Jarkko Immonen wird vom EV Zug als «Weltklasse-Center» angekündigt. Aber ist der Finne schnell genug für die NLA?
Nicola Berger
Im EV Zug scheint man überzeugt, mit Jarkko Immonen (33) das grosse Los gezogen zu haben. Früh kristallisierte sich der finnische Zwei-Weg-Center als Wunschspieler der sportlichen Führung um Sportchef Reto Kläy und Trainer Harold Kreis heraus; bereits im März kam es zum Vertragsabschluss. Bis 2017 banden die Zuger Immonen – und opferten für ihn den US-Amerikaner Robbie Earl (28), letzte Saison immerhin siebtbester NLA-Skorer. Auf der eigenen Website schreibt der Klub: «Der EVZ hat einen Weltklasse-Center verpflichtet.»
Das sind grosse Worte, aber angesichts des illustren Palmarès des Mittelstürmers kommt man um das «Weltklasse»-Prädikat kaum herum. Immonen war NHL-Profi, Weltmeister und WM-Topskorer 2011, finnischer Meister 2009, KHL-Champion 2010 – und im gleichen Jahr gewann er die erste von zwei Olympia-Bronzemedaillen.
Immonen also ist hoch dekoriert, aber wie viel sind diese Erfolge heute noch wert? Und taugt er zur Attraktion in der NLA? Einer, der diese Frage beantworten kann, ist Doug Shedden (54). Der Kanadier, bis 2014 Trainer beim EVZ, kennt Immonen aus seiner Zeit als finnischer Nationaltrainer. Er sagt: «Jarkko ist ein sehr kompletter Spieler. Tolle Spielübersicht, stark am Bully.» Das klingt nach Verheissung, aber Shedden schiebt nach: «Er ist nicht der Schnellste. Das ist sein einziges Manko, ansonsten ist er für Zug ein hervorragender Transfer.»

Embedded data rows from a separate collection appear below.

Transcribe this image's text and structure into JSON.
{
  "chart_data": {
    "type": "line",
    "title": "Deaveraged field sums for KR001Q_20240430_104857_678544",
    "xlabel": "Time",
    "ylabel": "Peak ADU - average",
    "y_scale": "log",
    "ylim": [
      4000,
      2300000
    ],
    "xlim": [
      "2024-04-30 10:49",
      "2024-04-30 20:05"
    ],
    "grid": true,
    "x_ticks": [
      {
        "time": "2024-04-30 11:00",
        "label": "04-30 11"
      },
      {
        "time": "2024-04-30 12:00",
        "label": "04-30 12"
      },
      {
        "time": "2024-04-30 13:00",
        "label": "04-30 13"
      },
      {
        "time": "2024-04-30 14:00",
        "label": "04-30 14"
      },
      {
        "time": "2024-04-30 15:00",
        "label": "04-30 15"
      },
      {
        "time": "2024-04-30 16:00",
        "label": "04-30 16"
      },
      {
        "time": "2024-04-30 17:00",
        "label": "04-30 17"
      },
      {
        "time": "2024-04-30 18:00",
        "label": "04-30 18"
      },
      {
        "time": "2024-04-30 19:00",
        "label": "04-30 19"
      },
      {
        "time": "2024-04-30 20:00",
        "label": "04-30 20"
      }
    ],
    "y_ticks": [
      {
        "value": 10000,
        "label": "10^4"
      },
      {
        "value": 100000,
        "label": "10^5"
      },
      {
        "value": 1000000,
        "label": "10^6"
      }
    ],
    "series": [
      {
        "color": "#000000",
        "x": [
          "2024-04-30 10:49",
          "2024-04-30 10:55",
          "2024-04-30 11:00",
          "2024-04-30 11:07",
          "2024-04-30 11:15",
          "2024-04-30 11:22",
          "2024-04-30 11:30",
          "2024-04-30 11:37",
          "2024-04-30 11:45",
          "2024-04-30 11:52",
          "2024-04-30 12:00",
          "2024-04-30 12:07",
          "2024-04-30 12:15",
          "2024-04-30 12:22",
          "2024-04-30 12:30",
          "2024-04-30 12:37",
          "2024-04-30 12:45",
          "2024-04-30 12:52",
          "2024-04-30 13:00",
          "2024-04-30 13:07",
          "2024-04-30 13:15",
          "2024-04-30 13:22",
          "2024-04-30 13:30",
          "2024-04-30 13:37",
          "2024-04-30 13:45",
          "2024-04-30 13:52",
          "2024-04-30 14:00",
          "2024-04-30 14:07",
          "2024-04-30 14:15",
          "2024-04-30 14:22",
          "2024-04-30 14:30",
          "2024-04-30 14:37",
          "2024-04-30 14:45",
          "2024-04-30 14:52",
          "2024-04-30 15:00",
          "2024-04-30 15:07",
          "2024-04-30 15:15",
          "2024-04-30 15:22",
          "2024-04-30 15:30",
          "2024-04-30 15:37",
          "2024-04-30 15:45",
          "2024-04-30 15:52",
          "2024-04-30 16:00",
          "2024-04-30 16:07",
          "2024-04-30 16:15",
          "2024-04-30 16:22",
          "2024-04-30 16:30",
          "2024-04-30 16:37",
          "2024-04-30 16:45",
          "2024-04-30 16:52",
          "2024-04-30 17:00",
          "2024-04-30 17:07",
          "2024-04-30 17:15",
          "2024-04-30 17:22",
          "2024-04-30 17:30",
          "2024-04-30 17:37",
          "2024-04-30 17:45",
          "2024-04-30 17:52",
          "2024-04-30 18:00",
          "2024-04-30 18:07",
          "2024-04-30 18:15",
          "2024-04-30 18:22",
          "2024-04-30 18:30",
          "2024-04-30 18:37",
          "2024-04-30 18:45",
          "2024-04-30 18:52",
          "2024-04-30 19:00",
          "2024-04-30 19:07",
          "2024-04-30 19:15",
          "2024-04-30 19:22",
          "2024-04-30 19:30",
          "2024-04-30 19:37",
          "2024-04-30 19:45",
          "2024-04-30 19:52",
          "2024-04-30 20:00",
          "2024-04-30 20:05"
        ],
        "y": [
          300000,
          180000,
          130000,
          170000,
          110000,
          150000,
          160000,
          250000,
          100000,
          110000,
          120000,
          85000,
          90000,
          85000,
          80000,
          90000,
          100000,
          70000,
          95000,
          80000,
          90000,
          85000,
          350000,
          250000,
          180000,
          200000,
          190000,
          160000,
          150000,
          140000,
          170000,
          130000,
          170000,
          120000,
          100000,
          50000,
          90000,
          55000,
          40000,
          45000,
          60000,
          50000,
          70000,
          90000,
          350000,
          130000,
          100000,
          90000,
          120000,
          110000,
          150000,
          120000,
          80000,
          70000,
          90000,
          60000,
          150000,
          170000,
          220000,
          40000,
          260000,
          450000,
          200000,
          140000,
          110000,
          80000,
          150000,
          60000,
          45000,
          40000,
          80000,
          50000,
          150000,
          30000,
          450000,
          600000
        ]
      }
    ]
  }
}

Ausnahmekönner können Schwächen kaschieren, das macht sie so stark. Die Frage ist nur, ob das auch Immonen gelingt, denn die Schweiz gilt als schnellste Liga ausserhalb der NHL. Wer im schlittschuhläuferischen Bereich Defizite aufweist, hat es hierzulande oft schwer.
Jarkko Immonen sitzt auf der Terrasse des Zuger Stadionrestaurants 67 und nippt an einem Mineralwasser. Wie sieht er die Sache mit der Schnelligkeit? Er überlegt kurz und sagt: «Ich weiss, dass das Tempo hierzulande hoch ist. Aber ich traue mir schon zu, damit klarzukommen. Ich habe in den letzten sechs Jahren in der KHL verbracht, auch dort wird schnelles Eishockey gespielt.»
Immonen hätte in Russland bleiben können, es gab Offerten, aber wie sein Sturmpartner bei Torpedo Nischni Nowgorod, Sakari Salminen (neu im HC Fribourg-Gottéron), zog er den Wechsel in die Schweiz vor. Er sagt: «Die KHL ist eine sehr gute Liga. Aber das Leben hat nicht viel zu bieten ausser Eishockey, Essen und Schlafen.»
Er wollte sich verändern, der Familie etwas bieten – zumal er im Oktober zum zweiten Mal Vater wird. Er sagt: «Die Schweiz ist für uns wie ein Paradies. Die Lebensqualität ist enorm hoch, wir fühlten uns auf Anhieb wohl.»
Immonen sagt, die Schweiz und Zug hätten seine Erwartungen bisher übertroffen – und das, obwohl er vor dem Wechsel fleissig Erkundungen eingeholt hat bei Ossi Louhivaara und Juha-Pekka Hytönen, zwei ehemaligen Weggefährten, die heute in Lausanne spielen. Mit Hytönen verbindet Immonen heute zudem eine Geschäftsbeziehung: Gemeinsam mit weiteren finnischen Profis haben sie in diesem Sommer eine Spieleragenten-Firma gegründet; Immonen kann sich vorstellen, nach dem Ende seiner Karriere selber als Berater zu arbeiten.
Noch ist es nicht so weit, vorerst gilt es, mit dem EVZ Erfolge zu feiern. Er sagt: «Ich freue mich auf die Herausforderung.»
Immonen ist im EVZ als Nummer-1-Center eingeplant, er soll im ersten Block mit Pierre-Marc Bouchard und Dario Bürgler für die Musik sorgen. Und beweisen, dass er die Weltklasse auch im Jahr 2015 noch verkörpert.